Жизнь без Карло. Музыка для экзальтированных старцев | страница 49



И вот он стоял на сцене, метр шестьдесят ростом, с лошадиными своими зубами и всё громче и громче повторял и повторял по кругу или, может быть, как принято у гитаристов, по квадрату: «Иофаназа… Иофаназа-а… Иофаназаааа…» Было в этом что-то от болеро и от шаманов, и ещё неизвестно от каких древних песнопений. И орал он всё громче, без всякого микрофона, но глотка у него была ого-го.

И дети степей, песков, тундр, дубрав и холмов стали потихоньку стихать и стояли, разинув рты и не понимали, что это такое происходит.

Когда в зале стало совершенно уже тихо, Серёга вдруг оборвал песню, снял гитару с шеи, зашвырнул её в угол, засунул руки в карманы и, не торопясь, ушёл в подсобку.

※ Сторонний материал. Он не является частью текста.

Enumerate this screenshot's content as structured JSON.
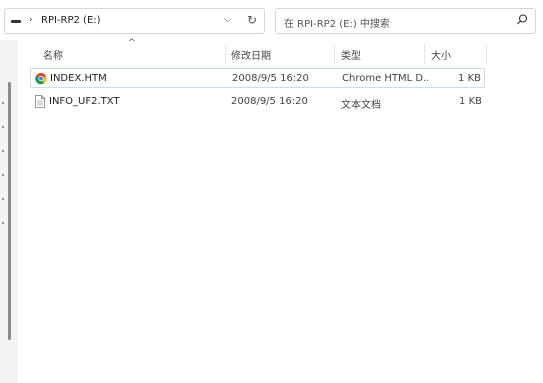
{
  "address": {
    "path": "RPI-RP2 (E:)",
    "drive_icon": "drive-icon",
    "chevron": "›"
  },
  "search": {
    "placeholder": "在 RPI-RP2 (E:) 中搜索"
  },
  "columns": {
    "name": "名称",
    "date": "修改日期",
    "type": "类型",
    "size": "大小"
  },
  "files": [
    {
      "name": "INDEX.HTM",
      "date": "2008/9/5 16:20",
      "type": "Chrome HTML D...",
      "size": "1 KB",
      "icon": "chrome-icon",
      "selected": true
    },
    {
      "name": "INFO_UF2.TXT",
      "date": "2008/9/5 16:20",
      "type": "文本文档",
      "size": "1 KB",
      "icon": "text-file-icon",
      "selected": false
    }
  ]
}
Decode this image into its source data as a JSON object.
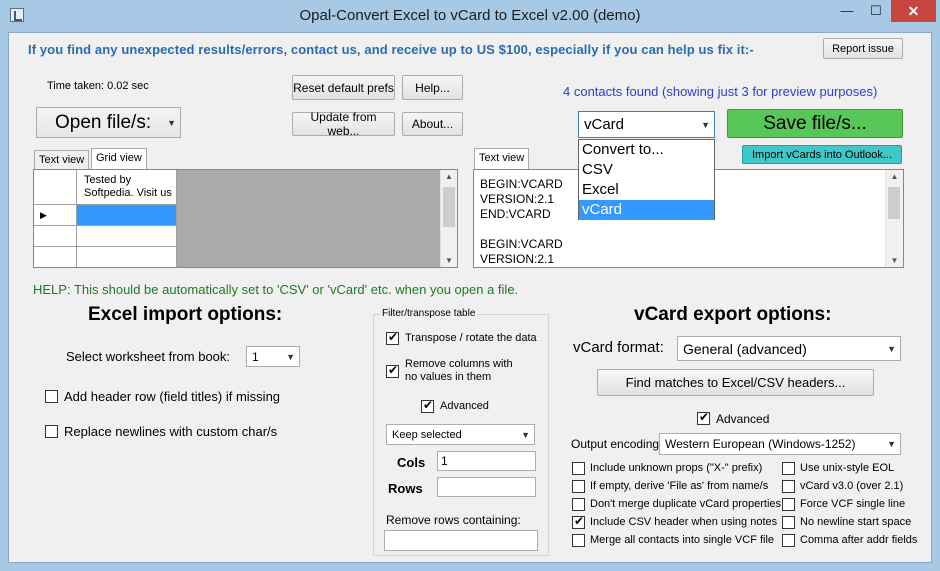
{
  "window": {
    "title": "Opal-Convert Excel to vCard to Excel v2.00 (demo)",
    "minimize": "—",
    "maximize": "☐",
    "close": "✕"
  },
  "header": {
    "notice": "If you find any unexpected results/errors, contact us, and receive up to US $100, especially if you can help us fix it:-",
    "report_issue": "Report issue",
    "time_taken": "Time taken: 0.02 sec",
    "reset_prefs": "Reset default prefs",
    "help": "Help...",
    "update_web": "Update from web...",
    "about": "About...",
    "open_files": "Open file/s:",
    "contacts_found": "4 contacts found (showing just 3 for preview purposes)",
    "format_select": "vCard",
    "save_files": "Save file/s...",
    "import_outlook": "Import vCards into Outlook..."
  },
  "format_options": [
    "Convert to...",
    "CSV",
    "Excel",
    "vCard"
  ],
  "left_tabs": [
    "Text view",
    "Grid view"
  ],
  "grid": {
    "header_cell": "Tested by Softpedia. Visit us",
    "row_marker": "▶"
  },
  "right_tab": "Text view",
  "text_preview": [
    "BEGIN:VCARD",
    "VERSION:2.1",
    "END:VCARD",
    "",
    "BEGIN:VCARD",
    "VERSION:2.1"
  ],
  "help_text": "HELP: This should be automatically set to 'CSV' or 'vCard' etc. when you open a file.",
  "excel_import": {
    "title": "Excel import options:",
    "worksheet_label": "Select worksheet from book:",
    "worksheet_value": "1",
    "add_header": "Add header row (field titles) if missing",
    "replace_newlines": "Replace newlines with custom char/s"
  },
  "filter": {
    "title": "Filter/transpose table",
    "transpose": "Transpose / rotate the data",
    "remove_empty": "Remove columns with no values in them",
    "advanced": "Advanced",
    "keep_selected": "Keep selected",
    "cols_label": "Cols",
    "cols_value": "1",
    "rows_label": "Rows",
    "rows_value": "",
    "remove_rows": "Remove rows containing:"
  },
  "vcard_export": {
    "title": "vCard export options:",
    "format_label": "vCard format:",
    "format_value": "General (advanced)",
    "find_matches": "Find matches to Excel/CSV headers...",
    "advanced": "Advanced",
    "encoding_label": "Output encoding:",
    "encoding_value": "Western European (Windows-1252)",
    "options_left": [
      {
        "label": "Include unknown props (\"X-\" prefix)",
        "checked": false
      },
      {
        "label": "If empty, derive 'File as' from name/s",
        "checked": false
      },
      {
        "label": "Don't merge duplicate vCard properties",
        "checked": false
      },
      {
        "label": "Include CSV header when using notes",
        "checked": true
      },
      {
        "label": "Merge all contacts into single VCF file",
        "checked": false
      }
    ],
    "options_right": [
      {
        "label": "Use unix-style EOL",
        "checked": false
      },
      {
        "label": "vCard v3.0 (over 2.1)",
        "checked": false
      },
      {
        "label": "Force VCF single line",
        "checked": false
      },
      {
        "label": "No newline start space",
        "checked": false
      },
      {
        "label": "Comma after addr fields",
        "checked": false
      }
    ]
  },
  "colors": {
    "titlebar": "#a7c9e6",
    "notice_blue": "#2a6bb0",
    "found_blue": "#2b3fd1",
    "save_green": "#58c658",
    "import_teal": "#40c8c8",
    "help_green": "#1f7a1f",
    "selection": "#3399ff"
  }
}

Он победил.

Деревня. январь. вечер

Отправился сегодня в путешествие до районного центра за оконным стеклом. На полпути к станции встретил очень дремучего колхозника: в грязной телогрейке, ватных штанах и, несмотря на сырую погоду, в валенках. Из левой его ноздри бурно росли неопрятные седые волосы.

«Здравствуйте, — поприветствовал я Дремучего Колхозника. — А я успею на пригородный?»

Дремучий Колхозник надолго задумался. «Боюсь ввести вас в заблуждение, — сказал он наконец, — я сам этим поездом редко пользуюсь. Но, кажется, он проходит где-то без четверти двенадцать. Так что, если вы поспешите, то вполне его застанете».

«Благодарю вас! — ответил я, слегка охуевши от таких изысканных выражений, каких и в Петербурге-то услышишь не на каждом углу. — Всего вам доброго!»

«И вам всего доброго!» — покивал Дремучий Колхозник и пошёл дальше своим путём.

Двадцать грамм. божий человек

Однажды хмурым таким, знаете (да откуда вам, впрочем, знать, что такое январское архангельское утро), брёл я по плацу в тапочках к хозяину продуктового склада Вите Заплаткину за порцией грузинского чаю — мы тогда сильно увлекались чифирём.

На полпути встретил я генеральскую комиссию из Ленинграда.

Я был мало того что в тапочках, так ещё и без ремня, и военно-строительный мой бушлат, заляпанный всеми возможными красками, был надет на голое тело. На рукаве бушлата хлоркой была дерзко вытравлена пацифистская куриная лапа.

«А это ещё кто?!» — грозно спросил ленинградский генерал.

«Да не обращайте внимания, — кротко ответил наш комбат по фамилии Иобидзе. — Это художник, Божий человек. Дурачок наш».

Генерал бурно высморкался в трогательный носовой платочек с незабудками, посверлил меня запрятанными глубоко в смотровых щелях глазами и ничего не сказал.